C’est particulièrement vrai sur le secteur agricole : le Gouvernement a supprimé du texte, à l’issue des 49.3, le renforcement du soutien à l’agriculture biologique et à l’accompagnement de la restauration collective pour lui permettre de proposer à toutes et tous une alimentation saine et durable. Ces mesures avaient pourtant été soutenues et adoptées démocratiquement par une majorité de parlementaires. C’est également le cas pour l’amendement parlementaire qui prévoyait une hausse de 350 millions d’euros pour le soutien aux mesures agroécologiques, même si depuis 150 millions ont été annoncés par le ministre. De même, alors que les objectifs européens du Green Deal visent une réduction de 50 % des pesticides dans l’UE d’ici à 2030, le Gouvernement a cédé à la pression de la FNSEA et est revenu sur la hausse de la redevance pour pollutions diffuses prévue dans le texte initial. L’agriculture est pourtant le 2ème poste d’émissions de gaz à effet de serre en France, et l’Inspection Générale des Finances estime que 6,5 milliards d’euros de la déclinaison de la PAC contredisent directement les efforts de lutte contre le changement climatique et l’érosion de la biodiversité.

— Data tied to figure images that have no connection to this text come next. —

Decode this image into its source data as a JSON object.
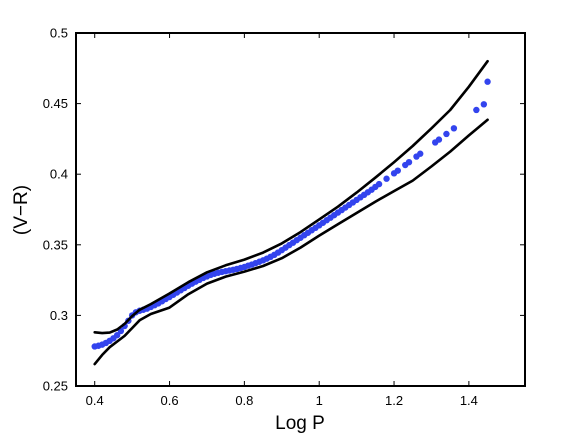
{
  "chart_data": {
    "type": "scatter",
    "title": "",
    "xlabel": "Log P",
    "ylabel": "(V−R)",
    "xlim": [
      0.35,
      1.55
    ],
    "ylim": [
      0.25,
      0.5
    ],
    "xticks": [
      0.4,
      0.6,
      0.8,
      1.0,
      1.2,
      1.4
    ],
    "xtick_labels": [
      "0.4",
      "0.6",
      "0.8",
      "1",
      "1.2",
      "1.4"
    ],
    "yticks": [
      0.25,
      0.3,
      0.35,
      0.4,
      0.45,
      0.5
    ],
    "ytick_labels": [
      "0.25",
      "0.3",
      "0.35",
      "0.4",
      "0.45",
      "0.5"
    ],
    "grid": false,
    "legend": "none",
    "colors": {
      "points": "#3344ee",
      "bounds": "#000000"
    },
    "series": [
      {
        "kind": "points",
        "x": [
          0.4,
          0.41,
          0.42,
          0.43,
          0.44,
          0.45,
          0.46,
          0.47,
          0.48,
          0.49,
          0.5,
          0.51,
          0.52,
          0.53,
          0.54,
          0.55,
          0.56,
          0.57,
          0.58,
          0.59,
          0.6,
          0.61,
          0.62,
          0.63,
          0.64,
          0.65,
          0.66,
          0.67,
          0.68,
          0.69,
          0.7,
          0.71,
          0.72,
          0.73,
          0.74,
          0.75,
          0.76,
          0.77,
          0.78,
          0.79,
          0.8,
          0.81,
          0.82,
          0.83,
          0.84,
          0.85,
          0.86,
          0.87,
          0.88,
          0.89,
          0.9,
          0.91,
          0.92,
          0.93,
          0.94,
          0.95,
          0.96,
          0.97,
          0.98,
          0.99,
          1.0,
          1.01,
          1.02,
          1.03,
          1.04,
          1.05,
          1.06,
          1.07,
          1.08,
          1.09,
          1.1,
          1.11,
          1.12,
          1.13,
          1.14,
          1.15,
          1.16,
          1.18,
          1.2,
          1.21,
          1.23,
          1.24,
          1.26,
          1.27,
          1.31,
          1.32,
          1.34,
          1.36,
          1.42,
          1.44,
          1.45
        ],
        "y": [
          0.278,
          0.2785,
          0.2793,
          0.2805,
          0.282,
          0.2838,
          0.286,
          0.289,
          0.2925,
          0.2962,
          0.3,
          0.3022,
          0.3033,
          0.304,
          0.3048,
          0.306,
          0.3072,
          0.3085,
          0.31,
          0.3116,
          0.313,
          0.3146,
          0.3162,
          0.3178,
          0.3194,
          0.321,
          0.3225,
          0.3239,
          0.3252,
          0.3265,
          0.3276,
          0.3287,
          0.3295,
          0.3302,
          0.3308,
          0.3313,
          0.3318,
          0.3323,
          0.3329,
          0.3336,
          0.3343,
          0.3352,
          0.336,
          0.337,
          0.338,
          0.339,
          0.3402,
          0.3415,
          0.3429,
          0.3445,
          0.3462,
          0.348,
          0.3498,
          0.3515,
          0.3533,
          0.355,
          0.3568,
          0.3585,
          0.3603,
          0.362,
          0.3638,
          0.3656,
          0.3674,
          0.3692,
          0.371,
          0.3728,
          0.3746,
          0.3764,
          0.3782,
          0.38,
          0.3818,
          0.3836,
          0.3854,
          0.3872,
          0.389,
          0.391,
          0.393,
          0.3968,
          0.4006,
          0.4025,
          0.4065,
          0.4085,
          0.4125,
          0.4145,
          0.4225,
          0.4245,
          0.4285,
          0.4325,
          0.4455,
          0.4495,
          0.4655
        ]
      },
      {
        "kind": "upper-bound",
        "x": [
          0.4,
          0.42,
          0.44,
          0.46,
          0.48,
          0.5,
          0.52,
          0.55,
          0.6,
          0.65,
          0.7,
          0.75,
          0.8,
          0.85,
          0.9,
          0.95,
          1.0,
          1.05,
          1.1,
          1.15,
          1.2,
          1.25,
          1.3,
          1.35,
          1.4,
          1.45
        ],
        "y": [
          0.288,
          0.2875,
          0.2878,
          0.29,
          0.294,
          0.2995,
          0.304,
          0.308,
          0.3155,
          0.3235,
          0.3305,
          0.3355,
          0.3395,
          0.3445,
          0.351,
          0.359,
          0.368,
          0.377,
          0.387,
          0.3975,
          0.4085,
          0.42,
          0.4325,
          0.4455,
          0.462,
          0.48
        ]
      },
      {
        "kind": "lower-bound",
        "x": [
          0.4,
          0.42,
          0.44,
          0.46,
          0.48,
          0.5,
          0.52,
          0.55,
          0.6,
          0.65,
          0.7,
          0.75,
          0.8,
          0.85,
          0.9,
          0.95,
          1.0,
          1.05,
          1.1,
          1.15,
          1.2,
          1.25,
          1.3,
          1.35,
          1.4,
          1.45
        ],
        "y": [
          0.2655,
          0.272,
          0.2775,
          0.2815,
          0.2855,
          0.291,
          0.2965,
          0.301,
          0.3055,
          0.315,
          0.3225,
          0.3275,
          0.331,
          0.335,
          0.3405,
          0.348,
          0.3565,
          0.3645,
          0.3725,
          0.3805,
          0.388,
          0.3955,
          0.4055,
          0.416,
          0.4275,
          0.4385
        ]
      }
    ]
  }
}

L’année 2024 marquera le début de la mise en œuvre concrète de la planification écologique, en particulier avec les COP territoriales. Le PLF 2025 devra nécessairement corriger le tir : il est plus que temps de mettre en cohérence les discours et les actes et d’accélérer la transition pour protéger nos concitoyens des crises à venir.